I would like to know that besides creating our own logic using expressions and formulas and selecting options in the context menu of each action, is there an easier way to do the below data quality checks in EM
data profiling (which can be stored as a result or can be used downstream in the flow)
data structure check for incoming files (like the number of columns remaining same and same data type)
data integrity (like if any input file is empty which happens in automatic downloaded files from other systems)
For the context, we already created a very complex flow for the above for data from one system while integrating. But because of the effort and complexity, we would like to know if these can be done in a repetitive way by just configuring the rules for each system in EM and use it like plug-n-play.
We are open to consider if there such another software which can compliment EM by first doing the Data quality check and then using EM process the data.

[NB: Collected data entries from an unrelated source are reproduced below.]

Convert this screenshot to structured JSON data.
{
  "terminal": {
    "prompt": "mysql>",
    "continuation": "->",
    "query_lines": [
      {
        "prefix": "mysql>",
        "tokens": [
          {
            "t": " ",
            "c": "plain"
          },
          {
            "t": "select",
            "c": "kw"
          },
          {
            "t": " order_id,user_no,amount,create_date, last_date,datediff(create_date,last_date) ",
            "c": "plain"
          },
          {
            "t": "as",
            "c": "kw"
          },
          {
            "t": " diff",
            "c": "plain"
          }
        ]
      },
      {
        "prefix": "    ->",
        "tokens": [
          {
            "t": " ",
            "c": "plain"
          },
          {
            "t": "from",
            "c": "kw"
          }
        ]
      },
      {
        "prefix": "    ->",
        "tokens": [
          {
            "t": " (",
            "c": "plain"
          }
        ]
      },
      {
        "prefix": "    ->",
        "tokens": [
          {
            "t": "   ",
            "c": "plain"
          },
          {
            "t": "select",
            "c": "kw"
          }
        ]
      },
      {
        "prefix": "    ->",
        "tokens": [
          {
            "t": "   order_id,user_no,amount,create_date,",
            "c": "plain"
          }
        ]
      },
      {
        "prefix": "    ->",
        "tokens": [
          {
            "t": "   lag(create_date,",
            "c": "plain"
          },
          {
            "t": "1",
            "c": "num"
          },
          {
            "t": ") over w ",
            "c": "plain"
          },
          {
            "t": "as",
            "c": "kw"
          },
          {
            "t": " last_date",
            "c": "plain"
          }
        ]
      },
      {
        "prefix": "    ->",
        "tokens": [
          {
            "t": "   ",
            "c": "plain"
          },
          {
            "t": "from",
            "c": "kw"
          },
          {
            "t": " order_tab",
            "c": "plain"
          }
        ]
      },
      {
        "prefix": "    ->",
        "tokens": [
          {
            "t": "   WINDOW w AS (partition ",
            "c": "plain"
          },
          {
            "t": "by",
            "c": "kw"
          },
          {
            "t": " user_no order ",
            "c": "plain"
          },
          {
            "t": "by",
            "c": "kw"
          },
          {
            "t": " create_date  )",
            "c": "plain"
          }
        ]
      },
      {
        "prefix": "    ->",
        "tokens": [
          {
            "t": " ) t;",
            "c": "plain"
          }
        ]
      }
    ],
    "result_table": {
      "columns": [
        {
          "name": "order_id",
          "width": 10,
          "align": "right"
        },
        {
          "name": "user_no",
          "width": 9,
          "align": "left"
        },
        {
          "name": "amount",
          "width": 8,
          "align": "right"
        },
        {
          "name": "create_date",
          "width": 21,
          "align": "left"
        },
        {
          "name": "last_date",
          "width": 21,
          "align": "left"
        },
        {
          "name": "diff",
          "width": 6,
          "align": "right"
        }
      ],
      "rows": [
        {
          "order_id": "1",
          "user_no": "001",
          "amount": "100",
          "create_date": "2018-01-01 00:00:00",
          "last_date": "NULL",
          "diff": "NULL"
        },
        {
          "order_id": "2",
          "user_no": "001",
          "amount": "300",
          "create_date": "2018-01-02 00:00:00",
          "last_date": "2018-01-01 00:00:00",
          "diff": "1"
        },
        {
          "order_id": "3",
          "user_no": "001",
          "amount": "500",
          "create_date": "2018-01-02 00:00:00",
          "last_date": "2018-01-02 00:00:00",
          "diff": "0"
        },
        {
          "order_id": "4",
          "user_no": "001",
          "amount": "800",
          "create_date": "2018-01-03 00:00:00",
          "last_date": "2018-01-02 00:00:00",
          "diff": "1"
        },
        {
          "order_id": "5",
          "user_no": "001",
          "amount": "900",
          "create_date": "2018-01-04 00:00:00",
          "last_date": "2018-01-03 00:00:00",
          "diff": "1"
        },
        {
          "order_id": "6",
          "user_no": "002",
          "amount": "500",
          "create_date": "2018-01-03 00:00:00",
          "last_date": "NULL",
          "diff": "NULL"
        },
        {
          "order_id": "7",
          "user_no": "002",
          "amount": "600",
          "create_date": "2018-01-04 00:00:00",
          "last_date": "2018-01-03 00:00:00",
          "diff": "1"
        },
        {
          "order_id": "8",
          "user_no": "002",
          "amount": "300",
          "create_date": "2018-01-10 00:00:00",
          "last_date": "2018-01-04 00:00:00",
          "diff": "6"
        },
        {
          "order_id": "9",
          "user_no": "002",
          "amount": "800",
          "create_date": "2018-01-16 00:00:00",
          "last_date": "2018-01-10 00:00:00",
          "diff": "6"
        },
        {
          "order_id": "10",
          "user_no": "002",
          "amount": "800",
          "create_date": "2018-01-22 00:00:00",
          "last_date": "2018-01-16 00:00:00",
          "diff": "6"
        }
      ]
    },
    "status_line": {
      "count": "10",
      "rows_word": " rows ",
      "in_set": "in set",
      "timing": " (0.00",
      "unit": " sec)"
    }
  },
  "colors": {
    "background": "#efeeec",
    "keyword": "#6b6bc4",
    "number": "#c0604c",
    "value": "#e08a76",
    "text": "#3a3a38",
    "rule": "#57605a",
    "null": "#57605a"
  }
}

Please provide your experience and thoughts about this.
You're bringing up an interesting topic. As I understand, the main challenge is re-use and composability - i.e. to be able to chain pre-designed data quality checks and produce a summary of all checks. Is that correct? Or you're for the ability to easier perform specific checks?
We can add a new action, "Call with another table" that should simplify applying re-usable data quality checks. The action would call another (re-usable) project and pass another table to it. The project does whatever data quality check you design and returns a list of errors in whatever format you prefer.
You will be able to put several actions "Call with another table" in a row, where each call does a different data quality check. Each "Call with another table" action will append its result to the result of the previous action, thus building up a list of errors returned by each check. In the end, you will either have a list of errors, or an empty list and will be able to decide what to do with it next. Basically, you take a table, and pass it through a pipeline of checks, and collect the results into one table.
We addressed the challenge of reusable data validations in the recently released version 5.8.1:
We've added the "Verify data in another table" action. The action contains about 40 built-in checks for column values and column names, plus unlimited custom checks using expressions. The action verifies data in another table, and returns a list of violated rules together with the column name and row number for each where the rule was violated for the 1st time.
The action can be chained, i.e. you can put multiple "Verify" actions one after another and accumulate verification results in one table.
The "Verify" action is intended for quick simple checks. For more complex and custom checks you can use another new action - the "Call with another table" action. That action calls another module (or project) with another table and can also append results into one table if it's chained.
The "Call with another table" action can be mixed in the same data validation pipeline - just make sure that "Call with another table" returns columns with the same names as the "Verify" action.